I came fifty leagues to see the doe-eyed ones,
but they would not speak to me.
Is this kind?
May you remain here for a thousand years, like the hare which the King of the Gods
painted on the Moon. I am the priest Mahinda
from the vihara of Tuparama.
That hope had been partly fulfilled, partly denied. The ladies of the rock had been standing here for twice the time that the cleric had imagined, and had survived into an age beyond his uttermost dreams. But how few of them were left! Some of the inscriptions referred to “five hundred golden-skinned maidens”; even allowing for considerable poetic licence, it was clear that not one-tenth of the original frescoes had escaped the ravages of time or the malevolence of man.
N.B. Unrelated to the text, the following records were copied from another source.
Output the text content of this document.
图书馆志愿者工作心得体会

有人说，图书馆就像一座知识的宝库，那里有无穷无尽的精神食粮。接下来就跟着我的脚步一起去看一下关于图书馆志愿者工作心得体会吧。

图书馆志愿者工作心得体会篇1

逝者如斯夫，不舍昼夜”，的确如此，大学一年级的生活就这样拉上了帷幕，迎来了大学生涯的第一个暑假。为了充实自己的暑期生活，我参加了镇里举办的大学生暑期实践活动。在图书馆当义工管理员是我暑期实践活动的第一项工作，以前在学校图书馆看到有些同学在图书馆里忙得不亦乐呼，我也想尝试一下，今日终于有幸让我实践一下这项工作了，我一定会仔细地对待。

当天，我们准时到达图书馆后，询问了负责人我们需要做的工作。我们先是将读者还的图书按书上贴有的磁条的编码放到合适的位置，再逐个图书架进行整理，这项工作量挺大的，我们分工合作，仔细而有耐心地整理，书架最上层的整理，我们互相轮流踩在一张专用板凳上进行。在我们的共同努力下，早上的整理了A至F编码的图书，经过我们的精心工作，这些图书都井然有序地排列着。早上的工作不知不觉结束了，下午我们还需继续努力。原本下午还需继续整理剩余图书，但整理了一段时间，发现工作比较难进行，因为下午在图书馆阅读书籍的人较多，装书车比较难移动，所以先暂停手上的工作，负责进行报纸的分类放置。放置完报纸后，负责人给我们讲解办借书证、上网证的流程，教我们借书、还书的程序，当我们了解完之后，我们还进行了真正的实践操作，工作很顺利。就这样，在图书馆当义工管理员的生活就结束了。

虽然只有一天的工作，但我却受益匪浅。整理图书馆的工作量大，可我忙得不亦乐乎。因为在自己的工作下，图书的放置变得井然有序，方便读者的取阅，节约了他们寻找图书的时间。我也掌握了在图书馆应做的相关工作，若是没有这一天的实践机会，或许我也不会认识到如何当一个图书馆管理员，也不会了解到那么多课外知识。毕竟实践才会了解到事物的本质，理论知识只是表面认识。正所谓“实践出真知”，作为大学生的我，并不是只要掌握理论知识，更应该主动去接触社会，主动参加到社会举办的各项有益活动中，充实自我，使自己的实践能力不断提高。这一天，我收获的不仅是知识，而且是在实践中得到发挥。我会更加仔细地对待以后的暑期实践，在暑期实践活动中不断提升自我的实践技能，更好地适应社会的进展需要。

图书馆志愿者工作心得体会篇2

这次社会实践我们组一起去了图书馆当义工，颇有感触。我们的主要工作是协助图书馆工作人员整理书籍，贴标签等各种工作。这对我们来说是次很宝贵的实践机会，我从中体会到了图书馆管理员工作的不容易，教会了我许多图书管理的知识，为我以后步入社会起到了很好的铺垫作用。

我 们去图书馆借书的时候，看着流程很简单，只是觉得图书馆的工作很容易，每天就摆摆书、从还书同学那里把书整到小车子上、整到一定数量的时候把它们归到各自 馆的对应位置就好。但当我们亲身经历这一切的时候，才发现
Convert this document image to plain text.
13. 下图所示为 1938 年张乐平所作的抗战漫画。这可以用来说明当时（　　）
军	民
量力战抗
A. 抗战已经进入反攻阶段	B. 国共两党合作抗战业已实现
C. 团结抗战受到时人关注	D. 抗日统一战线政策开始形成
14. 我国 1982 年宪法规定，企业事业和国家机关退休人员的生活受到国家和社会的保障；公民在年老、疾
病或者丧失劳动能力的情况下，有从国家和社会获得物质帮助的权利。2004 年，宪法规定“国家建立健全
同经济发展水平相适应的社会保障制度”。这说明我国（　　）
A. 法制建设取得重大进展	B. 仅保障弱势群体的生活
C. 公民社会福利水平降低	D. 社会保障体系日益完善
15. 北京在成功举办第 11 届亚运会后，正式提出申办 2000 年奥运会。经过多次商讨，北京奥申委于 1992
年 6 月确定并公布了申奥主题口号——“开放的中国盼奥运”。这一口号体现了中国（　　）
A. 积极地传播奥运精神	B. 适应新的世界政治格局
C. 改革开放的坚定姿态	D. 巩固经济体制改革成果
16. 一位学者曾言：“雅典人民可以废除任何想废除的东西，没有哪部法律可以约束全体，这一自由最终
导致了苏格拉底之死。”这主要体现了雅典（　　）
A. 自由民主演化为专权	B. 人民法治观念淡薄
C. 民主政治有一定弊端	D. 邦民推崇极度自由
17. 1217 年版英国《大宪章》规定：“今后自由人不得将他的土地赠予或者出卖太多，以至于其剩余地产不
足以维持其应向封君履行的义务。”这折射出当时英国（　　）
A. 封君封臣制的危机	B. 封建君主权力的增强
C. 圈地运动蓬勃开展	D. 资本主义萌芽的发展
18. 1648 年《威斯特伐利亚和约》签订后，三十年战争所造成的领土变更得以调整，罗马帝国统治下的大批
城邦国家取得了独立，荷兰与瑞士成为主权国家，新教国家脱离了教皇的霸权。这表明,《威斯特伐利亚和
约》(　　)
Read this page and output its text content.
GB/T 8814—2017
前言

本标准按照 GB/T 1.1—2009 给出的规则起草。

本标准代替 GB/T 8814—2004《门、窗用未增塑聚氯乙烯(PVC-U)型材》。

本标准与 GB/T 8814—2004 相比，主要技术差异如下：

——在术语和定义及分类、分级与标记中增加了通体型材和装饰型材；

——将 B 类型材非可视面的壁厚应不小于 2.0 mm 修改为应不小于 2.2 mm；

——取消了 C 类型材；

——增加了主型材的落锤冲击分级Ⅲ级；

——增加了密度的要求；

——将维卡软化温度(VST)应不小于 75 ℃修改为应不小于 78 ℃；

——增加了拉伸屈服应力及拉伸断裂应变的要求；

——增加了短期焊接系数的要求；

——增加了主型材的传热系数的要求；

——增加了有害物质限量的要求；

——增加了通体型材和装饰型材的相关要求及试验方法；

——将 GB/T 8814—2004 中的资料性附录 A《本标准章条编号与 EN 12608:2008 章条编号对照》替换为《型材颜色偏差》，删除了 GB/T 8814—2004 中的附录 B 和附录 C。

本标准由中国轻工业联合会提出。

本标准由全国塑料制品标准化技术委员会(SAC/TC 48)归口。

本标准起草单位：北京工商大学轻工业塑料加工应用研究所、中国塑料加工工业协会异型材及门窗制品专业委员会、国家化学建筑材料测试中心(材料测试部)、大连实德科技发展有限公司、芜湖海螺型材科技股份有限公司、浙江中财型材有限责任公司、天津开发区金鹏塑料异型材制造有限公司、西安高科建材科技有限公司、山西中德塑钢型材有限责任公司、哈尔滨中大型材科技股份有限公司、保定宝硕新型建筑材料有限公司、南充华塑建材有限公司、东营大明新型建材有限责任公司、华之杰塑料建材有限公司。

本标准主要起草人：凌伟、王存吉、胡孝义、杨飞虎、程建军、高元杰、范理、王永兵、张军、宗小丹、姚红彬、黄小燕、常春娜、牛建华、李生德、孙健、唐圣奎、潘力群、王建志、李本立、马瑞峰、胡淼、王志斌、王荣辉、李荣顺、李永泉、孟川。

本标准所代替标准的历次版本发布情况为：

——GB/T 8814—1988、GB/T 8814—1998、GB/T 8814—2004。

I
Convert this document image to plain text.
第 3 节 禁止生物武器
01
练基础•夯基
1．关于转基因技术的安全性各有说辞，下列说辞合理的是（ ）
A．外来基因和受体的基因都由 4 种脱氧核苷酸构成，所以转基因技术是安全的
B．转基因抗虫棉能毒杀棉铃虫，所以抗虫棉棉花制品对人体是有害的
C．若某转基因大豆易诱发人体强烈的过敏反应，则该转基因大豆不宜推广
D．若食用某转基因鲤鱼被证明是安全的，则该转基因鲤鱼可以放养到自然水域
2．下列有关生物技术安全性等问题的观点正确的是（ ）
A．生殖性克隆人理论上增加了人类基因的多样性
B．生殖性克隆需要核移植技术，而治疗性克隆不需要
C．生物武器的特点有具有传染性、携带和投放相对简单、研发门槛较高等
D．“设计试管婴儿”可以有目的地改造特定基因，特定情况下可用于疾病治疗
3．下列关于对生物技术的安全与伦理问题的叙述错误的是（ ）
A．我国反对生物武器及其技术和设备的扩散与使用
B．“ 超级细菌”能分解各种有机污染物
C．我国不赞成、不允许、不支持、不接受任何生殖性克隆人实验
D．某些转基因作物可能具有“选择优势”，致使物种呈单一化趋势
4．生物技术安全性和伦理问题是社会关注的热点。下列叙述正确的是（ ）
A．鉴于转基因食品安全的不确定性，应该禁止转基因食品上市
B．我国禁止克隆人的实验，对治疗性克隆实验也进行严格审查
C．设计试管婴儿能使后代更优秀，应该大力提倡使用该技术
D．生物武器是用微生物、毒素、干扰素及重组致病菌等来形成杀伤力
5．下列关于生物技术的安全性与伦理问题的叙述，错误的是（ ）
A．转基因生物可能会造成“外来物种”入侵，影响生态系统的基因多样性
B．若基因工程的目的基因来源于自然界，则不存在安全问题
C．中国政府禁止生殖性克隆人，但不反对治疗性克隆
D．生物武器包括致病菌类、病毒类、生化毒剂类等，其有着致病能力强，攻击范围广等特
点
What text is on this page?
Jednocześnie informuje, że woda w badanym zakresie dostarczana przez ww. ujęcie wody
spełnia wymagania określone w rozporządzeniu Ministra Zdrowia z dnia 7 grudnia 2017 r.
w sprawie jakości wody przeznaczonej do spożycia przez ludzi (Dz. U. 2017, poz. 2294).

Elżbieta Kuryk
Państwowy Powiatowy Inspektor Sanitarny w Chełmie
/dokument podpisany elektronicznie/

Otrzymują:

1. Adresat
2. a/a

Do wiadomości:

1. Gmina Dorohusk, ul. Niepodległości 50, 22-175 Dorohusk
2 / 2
But the twenty that remained were now safe forever, their beauty stored in countless films and tapes and crystals.
Certainly they had outlasted one proud scribe, who had thought it quite unnecessary to give his name:
I ordered the road to be cleared, so that
pilgrims could see the fair maidens standing
on the mountainside.
I am the King.
Over the years Rajasinghe – himself the bearer of a royal name, and doubtless host to many regal genes – had often thought of those words; they demonstrated so perfectly the ephemeral nature of power, and the futility of ambition. “I am the King.” Ah, but which King? The monarch who had stood on these granite flag-stones – scarcely worn then, eighteen hundred years ago – was probably an able and intelligent man; but he failed to conceive that the time could ever come when he would fade into an anonymity as deep as that of his humblest subjects.